In the still-evolving Greek-tragedy/soap opera of Petraeus-gate, Paula Broadwell and Jill Kelley's lawyers would be well-advised to look at the case of National Security Whistleblower (NSA) whistleblower Thomas Drake. Because, whether or not their clients possessed classified information won't stop the government from claiming that they did, or retroactively classifying information found in their homes or on their computers.
Media reports about what, if any, classified information turned up on Broadwell's computer are conflicting, but the latest is that the FBI searched Broadwell's North Carolina home yesterday. In a parallel weirditude, the FBI is said to have uncovered some 20,000 to 30,000 documents, many of them e-mails between Kelley and Gen. John R. Allen, the top American and NATO commander in Afghanistan. Both Broadwell and Kelley have lawyered-up. (Kelley's lawyer is Abbe Lowell, who is currently defending State Department arms expert Stephen Kim against Espionage Act charges for alleged mishandling of classified information.)
The Justice Department indicted Drake on Espionage Act charges based on allegedly-classified documents found in Drake's home. All of the information seized from Drake's home underwent a "forced classification review," after which NSA experts claimed information was classified. It turned out that none of it was leading to the Espionage Act case against Drake collapsing and the Justice Department dropping all felony charges. Subsequently, former Bush classification czar J. William Leonard filed a complaint against officials who misclassified the documents found in Drake's home, saying he had "never seen a more willful example" of deliberate over-classification. One document at the center of an Espionage Act charge (with up to ten years in prison) was publicly released after the Drake case concluded and was revealed to be completely innocuous, leading the Washington Post editorial board to question if the entire classification system was dysfunctional.

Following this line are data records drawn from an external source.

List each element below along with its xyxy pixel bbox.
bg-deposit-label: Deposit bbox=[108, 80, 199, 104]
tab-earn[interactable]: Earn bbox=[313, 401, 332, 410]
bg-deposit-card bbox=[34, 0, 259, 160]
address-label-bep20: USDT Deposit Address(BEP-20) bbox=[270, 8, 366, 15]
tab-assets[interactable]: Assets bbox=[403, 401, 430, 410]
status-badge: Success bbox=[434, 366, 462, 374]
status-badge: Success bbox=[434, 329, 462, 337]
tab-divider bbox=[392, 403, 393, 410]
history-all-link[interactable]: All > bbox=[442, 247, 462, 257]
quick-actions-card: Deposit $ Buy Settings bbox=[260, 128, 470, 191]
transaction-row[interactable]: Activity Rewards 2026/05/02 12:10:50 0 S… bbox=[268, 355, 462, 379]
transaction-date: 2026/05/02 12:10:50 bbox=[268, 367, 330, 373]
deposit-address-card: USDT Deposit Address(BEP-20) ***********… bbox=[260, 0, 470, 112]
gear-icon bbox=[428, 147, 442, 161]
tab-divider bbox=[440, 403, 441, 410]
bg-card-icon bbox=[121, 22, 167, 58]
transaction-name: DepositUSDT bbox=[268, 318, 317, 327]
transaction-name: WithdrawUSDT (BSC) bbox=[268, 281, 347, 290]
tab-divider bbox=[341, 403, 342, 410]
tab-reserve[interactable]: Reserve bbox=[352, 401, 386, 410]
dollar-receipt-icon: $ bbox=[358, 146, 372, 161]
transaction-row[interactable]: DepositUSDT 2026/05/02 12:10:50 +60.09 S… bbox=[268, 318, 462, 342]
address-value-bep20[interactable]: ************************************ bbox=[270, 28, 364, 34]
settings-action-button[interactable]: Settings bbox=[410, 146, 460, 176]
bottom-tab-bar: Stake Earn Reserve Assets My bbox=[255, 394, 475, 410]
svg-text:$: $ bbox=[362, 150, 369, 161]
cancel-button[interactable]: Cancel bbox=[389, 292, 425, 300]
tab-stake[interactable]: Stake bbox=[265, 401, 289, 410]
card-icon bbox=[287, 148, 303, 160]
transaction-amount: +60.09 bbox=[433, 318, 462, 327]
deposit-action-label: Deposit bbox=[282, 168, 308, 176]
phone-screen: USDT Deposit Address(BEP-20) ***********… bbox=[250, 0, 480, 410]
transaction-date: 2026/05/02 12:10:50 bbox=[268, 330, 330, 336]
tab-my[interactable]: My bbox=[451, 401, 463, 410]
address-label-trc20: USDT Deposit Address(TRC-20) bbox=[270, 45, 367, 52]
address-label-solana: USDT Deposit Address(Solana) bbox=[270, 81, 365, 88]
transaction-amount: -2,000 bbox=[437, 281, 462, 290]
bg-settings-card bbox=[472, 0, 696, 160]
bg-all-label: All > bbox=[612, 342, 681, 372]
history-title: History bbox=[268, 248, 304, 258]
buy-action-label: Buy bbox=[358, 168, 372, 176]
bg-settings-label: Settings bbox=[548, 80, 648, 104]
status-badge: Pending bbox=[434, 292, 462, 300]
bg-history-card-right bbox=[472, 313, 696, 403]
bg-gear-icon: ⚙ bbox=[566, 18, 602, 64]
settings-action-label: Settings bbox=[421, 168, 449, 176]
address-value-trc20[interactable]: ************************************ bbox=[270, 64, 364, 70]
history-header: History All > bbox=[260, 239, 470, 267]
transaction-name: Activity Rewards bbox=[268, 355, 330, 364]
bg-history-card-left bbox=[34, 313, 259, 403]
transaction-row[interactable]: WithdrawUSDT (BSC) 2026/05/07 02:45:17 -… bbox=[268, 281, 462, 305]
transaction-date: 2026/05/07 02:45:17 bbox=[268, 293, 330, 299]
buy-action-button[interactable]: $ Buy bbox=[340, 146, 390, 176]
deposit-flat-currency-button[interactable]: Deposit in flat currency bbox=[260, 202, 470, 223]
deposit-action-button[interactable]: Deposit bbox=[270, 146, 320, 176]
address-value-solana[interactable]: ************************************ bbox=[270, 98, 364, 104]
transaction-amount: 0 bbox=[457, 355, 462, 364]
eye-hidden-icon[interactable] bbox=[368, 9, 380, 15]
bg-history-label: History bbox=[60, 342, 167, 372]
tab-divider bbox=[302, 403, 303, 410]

The attorneys for Kelley and Broadwell should learn the twisted lesson of the case against Drake: that the government can charge someone under the Espionage Act based on allegedly-classified documents that may be not only unclassified, but totally innocuous.
With all the attention Broadwell and Kelley are getting - much of it with sexist undertones, such as Broadwell's toned arms and Kelley's little black dresses - the real story should be the conduct of two of the country's top military leaders, Petraeus and Allen, and in particular, what risks to national security these two men decided to take in their contacts with Broadwell and Kelley.
For more on the over-sexualized persona of Broadwell, read Frank Bruni's excellent op-ed in the New York Times:
There are questions of real consequence, such as why the F.B.I. got so thoroughly involved in what has been vaguely described as a case of e-mail harassment, whether the bureau waited too long to tell lawmakers and White House officials about the investigation, and how much classified information Broadwell, by dint of her relationship with Petraeus, was privy to. The answers matter.
[Broadwell's] “expressive green eyes” (The Daily Beast) and “tight shirts” and “form-fitting clothes” (The Washington Post) don’t. And the anecdotes and chatter that implicitly or explicitly wonder at the spidery wiles she must have used to throw the mighty man off his path are laughably ignorant of history, which suggests that mighty men are all too ready to tumble, loins first. Wiles factor less into the equation than proximity.
A more pertinent question than the content of Broadwell's harassing e-mails to Kelley, is whether their respective relationships with Petraeus and Allen gave them inappropriate access to
legitimately-kept national security secrets. That's a question that should start with Petraeus and Allen.